L’Ente Ospedaliero Cantonale (EOC) ha presentato un’istanza di ricusazione dei periti giudiziari alla Corte dei reclami penali del Tribunale d’appello. Questa decisione è stata presa alla luce delle affermazioni oggettivamente false fatte dal perito durante l’ultima udienza del procedimento che vede imputato l’EOC davanti alla Pretura penale nel caso di infezione da virus di epatite C avvenuta a fine 2013 all’Ospedale Civico di Lugano. I rappresentanti legali dell’EOC hanno di conseguenza inoltrato al giudice anche una richiesta di sospensione del procedimento e di assunzione di nuove prove. Il Tribunale d’appello ha fissato alle parti e ai periti un termine di 10 giorni per presentare le proprie osservazioni. Il giudice Siro Quadri, che conduce le udienze, non si è invece ancora pronunciato sulle richieste dell’EOC.

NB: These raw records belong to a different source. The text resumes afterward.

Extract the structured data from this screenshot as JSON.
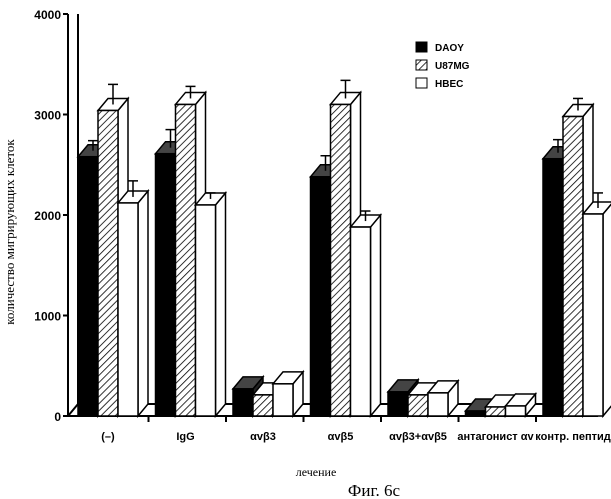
{
  "chart_data": {
    "type": "bar",
    "title": "",
    "xlabel": "лечение",
    "ylabel": "количество мигрирующих клеток",
    "ylim": [
      0,
      4000
    ],
    "yticks": [
      "0",
      "1000",
      "2000",
      "3000",
      "4000"
    ],
    "categories": [
      "(–)",
      "IgG",
      "αvβ3",
      "αvβ5",
      "αvβ3+αvβ5",
      "антагонист αv",
      "контр. пептид"
    ],
    "series": [
      {
        "name": "DAOY",
        "fill": "black",
        "values": [
          2580,
          2610,
          270,
          2380,
          240,
          50,
          2560
        ],
        "errors": [
          100,
          180,
          0,
          150,
          0,
          0,
          130
        ]
      },
      {
        "name": "U87MG",
        "fill": "hatched",
        "values": [
          3040,
          3100,
          210,
          3100,
          210,
          90,
          2980
        ],
        "errors": [
          200,
          120,
          0,
          180,
          0,
          0,
          120
        ]
      },
      {
        "name": "HBEC",
        "fill": "white",
        "values": [
          2120,
          2100,
          320,
          1880,
          230,
          100,
          2010
        ],
        "errors": [
          160,
          60,
          0,
          100,
          0,
          0,
          150
        ]
      }
    ],
    "legend_position": "top-right",
    "grid": false,
    "figure_caption": "Фиг. 6c"
  }
}
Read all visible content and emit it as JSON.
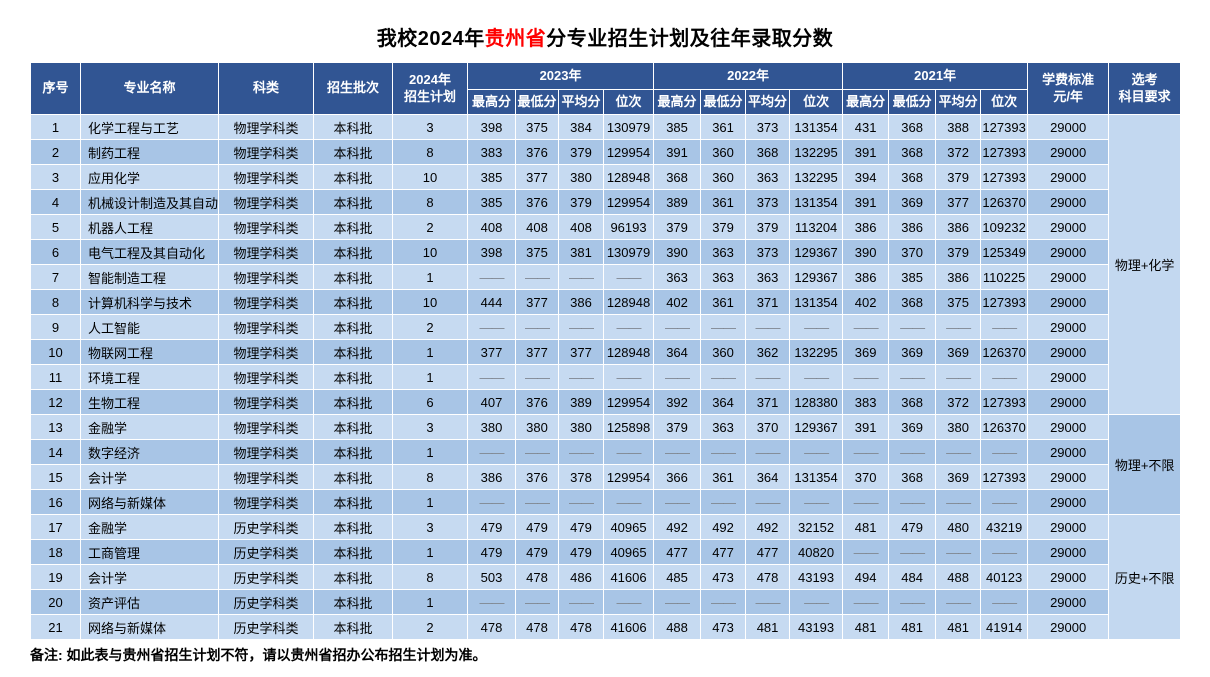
{
  "title": {
    "prefix": "我校2024年",
    "highlight": "贵州省",
    "suffix": "分专业招生计划及往年录取分数",
    "highlight_color": "#ff0000"
  },
  "note": "备注: 如此表与贵州省招生计划不符，请以贵州省招办公布招生计划为准。",
  "colors": {
    "header_bg": "#315593",
    "row_light": "#C6DAF1",
    "row_medium": "#A8C5E6",
    "header_text": "#ffffff",
    "dash_gray": "#7f8690",
    "title_highlight": "#ff0000"
  },
  "table": {
    "dash": "——",
    "headers": {
      "no": "序号",
      "major": "专业名称",
      "category": "科类",
      "batch": "招生批次",
      "plan2024": "2024年\n招生计划",
      "year_2023": "2023年",
      "year_2022": "2022年",
      "year_2021": "2021年",
      "score_cols": [
        "最高分",
        "最低分",
        "平均分",
        "位次"
      ],
      "tuition": "学费标准\n元/年",
      "subject_req": "选考\n科目要求"
    },
    "subject_groups": [
      {
        "label": "物理+化学",
        "start_index": 0,
        "row_span": 12,
        "shade": "light"
      },
      {
        "label": "物理+不限",
        "start_index": 12,
        "row_span": 4,
        "shade": "medium"
      },
      {
        "label": "历史+不限",
        "start_index": 16,
        "row_span": 5,
        "shade": "light"
      }
    ],
    "rows": [
      {
        "no": "1",
        "major": "化学工程与工艺",
        "category": "物理学科类",
        "batch": "本科批",
        "plan": "3",
        "y2023": [
          "398",
          "375",
          "384",
          "130979"
        ],
        "y2022": [
          "385",
          "361",
          "373",
          "131354"
        ],
        "y2021": [
          "431",
          "368",
          "388",
          "127393"
        ],
        "tuition": "29000"
      },
      {
        "no": "2",
        "major": "制药工程",
        "category": "物理学科类",
        "batch": "本科批",
        "plan": "8",
        "y2023": [
          "383",
          "376",
          "379",
          "129954"
        ],
        "y2022": [
          "391",
          "360",
          "368",
          "132295"
        ],
        "y2021": [
          "391",
          "368",
          "372",
          "127393"
        ],
        "tuition": "29000"
      },
      {
        "no": "3",
        "major": "应用化学",
        "category": "物理学科类",
        "batch": "本科批",
        "plan": "10",
        "y2023": [
          "385",
          "377",
          "380",
          "128948"
        ],
        "y2022": [
          "368",
          "360",
          "363",
          "132295"
        ],
        "y2021": [
          "394",
          "368",
          "379",
          "127393"
        ],
        "tuition": "29000"
      },
      {
        "no": "4",
        "major": "机械设计制造及其自动化",
        "category": "物理学科类",
        "batch": "本科批",
        "plan": "8",
        "y2023": [
          "385",
          "376",
          "379",
          "129954"
        ],
        "y2022": [
          "389",
          "361",
          "373",
          "131354"
        ],
        "y2021": [
          "391",
          "369",
          "377",
          "126370"
        ],
        "tuition": "29000"
      },
      {
        "no": "5",
        "major": "机器人工程",
        "category": "物理学科类",
        "batch": "本科批",
        "plan": "2",
        "y2023": [
          "408",
          "408",
          "408",
          "96193"
        ],
        "y2022": [
          "379",
          "379",
          "379",
          "113204"
        ],
        "y2021": [
          "386",
          "386",
          "386",
          "109232"
        ],
        "tuition": "29000"
      },
      {
        "no": "6",
        "major": "电气工程及其自动化",
        "category": "物理学科类",
        "batch": "本科批",
        "plan": "10",
        "y2023": [
          "398",
          "375",
          "381",
          "130979"
        ],
        "y2022": [
          "390",
          "363",
          "373",
          "129367"
        ],
        "y2021": [
          "390",
          "370",
          "379",
          "125349"
        ],
        "tuition": "29000"
      },
      {
        "no": "7",
        "major": "智能制造工程",
        "category": "物理学科类",
        "batch": "本科批",
        "plan": "1",
        "y2023": [
          "——",
          "——",
          "——",
          "——"
        ],
        "y2022": [
          "363",
          "363",
          "363",
          "129367"
        ],
        "y2021": [
          "386",
          "385",
          "386",
          "110225"
        ],
        "tuition": "29000"
      },
      {
        "no": "8",
        "major": "计算机科学与技术",
        "category": "物理学科类",
        "batch": "本科批",
        "plan": "10",
        "y2023": [
          "444",
          "377",
          "386",
          "128948"
        ],
        "y2022": [
          "402",
          "361",
          "371",
          "131354"
        ],
        "y2021": [
          "402",
          "368",
          "375",
          "127393"
        ],
        "tuition": "29000"
      },
      {
        "no": "9",
        "major": "人工智能",
        "category": "物理学科类",
        "batch": "本科批",
        "plan": "2",
        "y2023": [
          "——",
          "——",
          "——",
          "——"
        ],
        "y2022": [
          "——",
          "——",
          "——",
          "——"
        ],
        "y2021": [
          "——",
          "——",
          "——",
          "——"
        ],
        "tuition": "29000"
      },
      {
        "no": "10",
        "major": "物联网工程",
        "category": "物理学科类",
        "batch": "本科批",
        "plan": "1",
        "y2023": [
          "377",
          "377",
          "377",
          "128948"
        ],
        "y2022": [
          "364",
          "360",
          "362",
          "132295"
        ],
        "y2021": [
          "369",
          "369",
          "369",
          "126370"
        ],
        "tuition": "29000"
      },
      {
        "no": "11",
        "major": "环境工程",
        "category": "物理学科类",
        "batch": "本科批",
        "plan": "1",
        "y2023": [
          "——",
          "——",
          "——",
          "——"
        ],
        "y2022": [
          "——",
          "——",
          "——",
          "——"
        ],
        "y2021": [
          "——",
          "——",
          "——",
          "——"
        ],
        "tuition": "29000"
      },
      {
        "no": "12",
        "major": "生物工程",
        "category": "物理学科类",
        "batch": "本科批",
        "plan": "6",
        "y2023": [
          "407",
          "376",
          "389",
          "129954"
        ],
        "y2022": [
          "392",
          "364",
          "371",
          "128380"
        ],
        "y2021": [
          "383",
          "368",
          "372",
          "127393"
        ],
        "tuition": "29000"
      },
      {
        "no": "13",
        "major": "金融学",
        "category": "物理学科类",
        "batch": "本科批",
        "plan": "3",
        "y2023": [
          "380",
          "380",
          "380",
          "125898"
        ],
        "y2022": [
          "379",
          "363",
          "370",
          "129367"
        ],
        "y2021": [
          "391",
          "369",
          "380",
          "126370"
        ],
        "tuition": "29000"
      },
      {
        "no": "14",
        "major": "数字经济",
        "category": "物理学科类",
        "batch": "本科批",
        "plan": "1",
        "y2023": [
          "——",
          "——",
          "——",
          "——"
        ],
        "y2022": [
          "——",
          "——",
          "——",
          "——"
        ],
        "y2021": [
          "——",
          "——",
          "——",
          "——"
        ],
        "tuition": "29000"
      },
      {
        "no": "15",
        "major": "会计学",
        "category": "物理学科类",
        "batch": "本科批",
        "plan": "8",
        "y2023": [
          "386",
          "376",
          "378",
          "129954"
        ],
        "y2022": [
          "366",
          "361",
          "364",
          "131354"
        ],
        "y2021": [
          "370",
          "368",
          "369",
          "127393"
        ],
        "tuition": "29000"
      },
      {
        "no": "16",
        "major": "网络与新媒体",
        "category": "物理学科类",
        "batch": "本科批",
        "plan": "1",
        "y2023": [
          "——",
          "——",
          "——",
          "——"
        ],
        "y2022": [
          "——",
          "——",
          "——",
          "——"
        ],
        "y2021": [
          "——",
          "——",
          "——",
          "——"
        ],
        "tuition": "29000"
      },
      {
        "no": "17",
        "major": "金融学",
        "category": "历史学科类",
        "batch": "本科批",
        "plan": "3",
        "y2023": [
          "479",
          "479",
          "479",
          "40965"
        ],
        "y2022": [
          "492",
          "492",
          "492",
          "32152"
        ],
        "y2021": [
          "481",
          "479",
          "480",
          "43219"
        ],
        "tuition": "29000"
      },
      {
        "no": "18",
        "major": "工商管理",
        "category": "历史学科类",
        "batch": "本科批",
        "plan": "1",
        "y2023": [
          "479",
          "479",
          "479",
          "40965"
        ],
        "y2022": [
          "477",
          "477",
          "477",
          "40820"
        ],
        "y2021": [
          "——",
          "——",
          "——",
          "——"
        ],
        "tuition": "29000"
      },
      {
        "no": "19",
        "major": "会计学",
        "category": "历史学科类",
        "batch": "本科批",
        "plan": "8",
        "y2023": [
          "503",
          "478",
          "486",
          "41606"
        ],
        "y2022": [
          "485",
          "473",
          "478",
          "43193"
        ],
        "y2021": [
          "494",
          "484",
          "488",
          "40123"
        ],
        "tuition": "29000"
      },
      {
        "no": "20",
        "major": "资产评估",
        "category": "历史学科类",
        "batch": "本科批",
        "plan": "1",
        "y2023": [
          "——",
          "——",
          "——",
          "——"
        ],
        "y2022": [
          "——",
          "——",
          "——",
          "——"
        ],
        "y2021": [
          "——",
          "——",
          "——",
          "——"
        ],
        "tuition": "29000"
      },
      {
        "no": "21",
        "major": "网络与新媒体",
        "category": "历史学科类",
        "batch": "本科批",
        "plan": "2",
        "y2023": [
          "478",
          "478",
          "478",
          "41606"
        ],
        "y2022": [
          "488",
          "473",
          "481",
          "43193"
        ],
        "y2021": [
          "481",
          "481",
          "481",
          "41914"
        ],
        "tuition": "29000"
      }
    ]
  }
}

Ricordiamo che l’EOC respinge le accuse e, in particolare, contesta l’applicabilità dell’art. 102 del Codice penale relativo alla carente organizzazione interna all’origine, secondo l’accusa, della mancata identificazione del collaboratore che sarebbe stato all’origine dell’infezione.

L’istanza di ricusa presentata dall’EOC si fonda su nuovi documenti ottenuti dopo l’udienza del 3 ottobre in cui è stato sentito il Dr. med. Cristian Palmiere, medico legale dell’Ospedale Universitario di Losanna (CHUV) coautore della perizia ordinata dal Ministero pubblico. Talune sue affermazioni sono risultate estemporanee e approssimative. Il perito ha addirittura fornito un racconto non corrispondente al vero riguardo alla procedura di tracciabilità di tutti i gesti compiuti dal personale del CHUV e dell’Ospedale Universitario di Ginevra (HUG) addetto agli esami di radiologia con la TAC (tomografia assiale computerizzata). Quanto asserito dal perito non concorda con le informazioni rilasciate successivamente al 3 ottobre 2016 dai responsabili dei tecnici di radiologia dello stesso CHUV e dell’Ospedale Universitario di Ginevra (HUG), i quali hanno confermato che, come all’EOC e come negli altri ospedali romandi e svizzero tedeschi, anche in quelle strutture non viene registrato il nome dell’operatore che posa la via venosa al paziente.

Le risposte fornite dal perito suscitano indiscutibili dubbi sull’imparzialità e la competenza sua e di tutto il collegio peritale. Tenuto conto che la perizia svolge un ruolo centrale ai fini della sentenza, l’EOC ha chiesto dunque la ricusa dei periti e la sospensione immediata del procedimento. L’iniziativa dell’EOC è un atto obbligato a garanzia di un processo equo.